6 servings, 1.5 hours to prepare
Preheat oven to 350 degrees


1/3 cup Adzuki bean sprouts

1/3 cup Mung bean sprouts

2 stalks fresh broccoli

1 lb fresh mushrooms

1 large onion

3 eggs

3 cups ricotta or cottage cheese

1 cup sour cream

3 cups raw wide, flat egg noodles

1/4 cup fine bread crumbs

1 cup grated sharp cheddar cheese

1/4 cup dry white wine

a pinch of salt and pepper

1 tablespoon butter

Chop and sauté the broccoli (stems and flowers), onion and mushrooms in butter, adding the sprouts when the broccoli becomes tender.  Salt and pepper lightly.  Remove from heat and toss with wine.

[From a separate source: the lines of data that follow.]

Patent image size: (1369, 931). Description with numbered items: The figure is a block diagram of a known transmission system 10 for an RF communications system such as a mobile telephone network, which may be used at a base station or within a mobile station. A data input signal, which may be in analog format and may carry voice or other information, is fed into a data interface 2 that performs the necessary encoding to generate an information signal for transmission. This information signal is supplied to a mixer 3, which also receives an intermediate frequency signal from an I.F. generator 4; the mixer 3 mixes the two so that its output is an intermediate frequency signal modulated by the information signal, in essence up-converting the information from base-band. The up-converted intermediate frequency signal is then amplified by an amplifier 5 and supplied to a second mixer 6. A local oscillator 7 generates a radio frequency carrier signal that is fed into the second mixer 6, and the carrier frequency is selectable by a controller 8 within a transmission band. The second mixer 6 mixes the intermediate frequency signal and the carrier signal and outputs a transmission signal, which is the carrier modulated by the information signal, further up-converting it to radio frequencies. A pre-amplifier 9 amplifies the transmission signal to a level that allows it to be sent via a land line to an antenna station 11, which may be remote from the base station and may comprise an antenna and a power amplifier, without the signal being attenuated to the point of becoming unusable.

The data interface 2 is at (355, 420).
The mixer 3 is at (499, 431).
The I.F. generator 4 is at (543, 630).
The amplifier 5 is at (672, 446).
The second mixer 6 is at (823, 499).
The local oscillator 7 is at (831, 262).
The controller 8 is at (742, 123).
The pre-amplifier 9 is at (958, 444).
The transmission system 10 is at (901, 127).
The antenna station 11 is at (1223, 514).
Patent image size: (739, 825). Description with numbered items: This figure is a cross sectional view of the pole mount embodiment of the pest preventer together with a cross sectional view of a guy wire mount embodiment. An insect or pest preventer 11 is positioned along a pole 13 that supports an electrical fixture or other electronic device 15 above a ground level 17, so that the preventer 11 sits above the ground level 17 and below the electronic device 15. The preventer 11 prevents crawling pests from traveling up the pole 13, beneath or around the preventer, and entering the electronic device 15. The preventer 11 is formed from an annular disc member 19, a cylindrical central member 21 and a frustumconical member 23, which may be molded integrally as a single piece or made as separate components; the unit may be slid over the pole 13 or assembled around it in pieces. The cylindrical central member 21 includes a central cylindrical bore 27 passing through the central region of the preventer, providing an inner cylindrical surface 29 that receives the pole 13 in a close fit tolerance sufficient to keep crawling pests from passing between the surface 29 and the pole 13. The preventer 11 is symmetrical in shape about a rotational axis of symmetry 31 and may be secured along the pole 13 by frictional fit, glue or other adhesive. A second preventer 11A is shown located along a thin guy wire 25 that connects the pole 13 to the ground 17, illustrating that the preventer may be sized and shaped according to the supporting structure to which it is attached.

Beat eggs in a bowl.  Whisk in the ricotta and/or cottage cheese with the sour cream.

Boil the noodles in salted water until slightly underdone.  Drain and butter.

Add the vegetables and the noodles to the cheese mixture.  Stir in the bread crumbs and spread into a buttered 9x13" baking pan.  Top with more bread crumbs and 1 cup grated cheddar cheese.

Bake covered for 30 minutes and then uncovered for an additional 15 minutes.